Certainly Colour By Numbers’ biggest spin-off single suggested Culture Club was now crafting stylish pop music with an across-the-board appeal. Ably assisted by a prevalent harmonica hook played by renowned session musician Judd Lander (Paul McCartney, Annie Lennox, ABC), “Karma Chameleon” was about as perfect as radio-friendly pop gets, even if Boy George’s deceptively dark lyric provided a stark contrast to the song’s relentlessly sunny musical backdrop.
“[Karma Chameleon] is about the terrible fear of alienation that people have, the fear of standing up for one thing,” George explained in Fred Bronson’s The Billboard Book Of #1 Hits. “It’s about trying to suck up to everybody.
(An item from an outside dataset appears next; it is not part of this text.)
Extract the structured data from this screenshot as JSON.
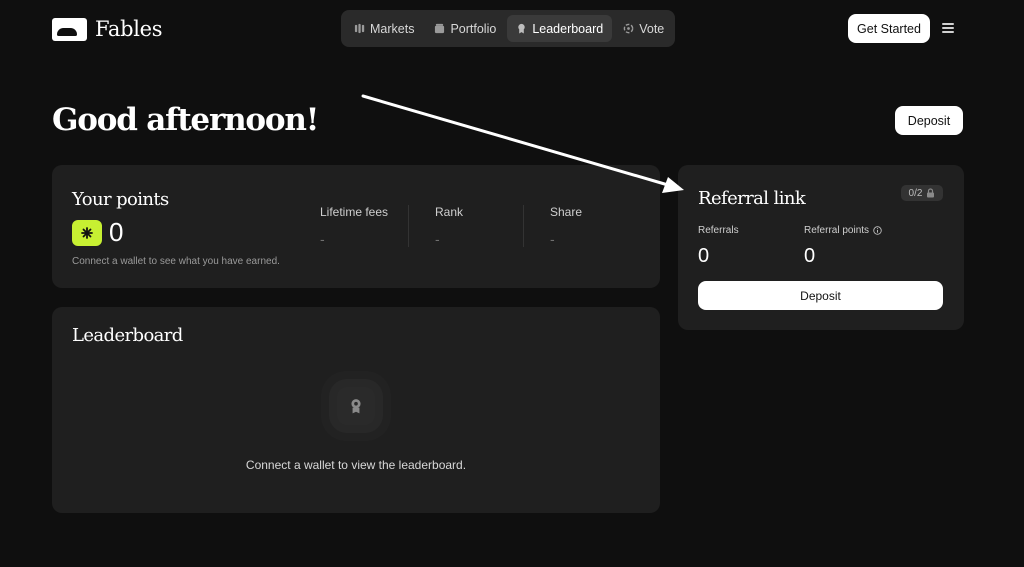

Basically, if you aren’t true, if you don’t act like you feel, then you get Karma justice, that’s nature’s way of paying you back.”
With its irresistibly sweet melodic touch leading the way, “Karma Chameleon” was simply unstoppable on release. Topping the US and UK charts, it took up seemingly permanent residence on daytime radio during the fall of 1983. Selling over a million copies at home, it became the UK’s biggest-selling single of the year, and won both BRIT and Ivor Novello Awards in 1984.
To Culture Club’s credit, most of Colour By Numbers’ contents matched up to the quality of its ubiquitous signature hit. It yielded a second Top 5 smash hit courtesy of the punchy, Motown-esque “Church Of The Poison Mind,” though it often scored its greatest artistic successes when the band relaxed the tempo a little. Indeed, Colour By Numbers’ ballads, “Black Money,” the grandstanding “Victims,” and the gospel-tinged “That’s The Way (I’m Only Trying To Help You)” – with the latter providing an excellent showcase for Boy George’s female vocal foil Helen Terry – all rank highly among Culture Club’s greatest moments.
Further endorsed by rave reviews (Rolling Stone suggested the record “secures lead singer Boy George’s place as a blue-eyed soul balladeer in the first rank”), Colour By Numbers dominated global charts on release in October 1983. The album was only kept off the top of the Billboard 200 by Michael Jackson’s Thriller, and it eventually went on to sell around 10 million copies in all. It was – and remains – one of the most fully realized pop records of the 1980s.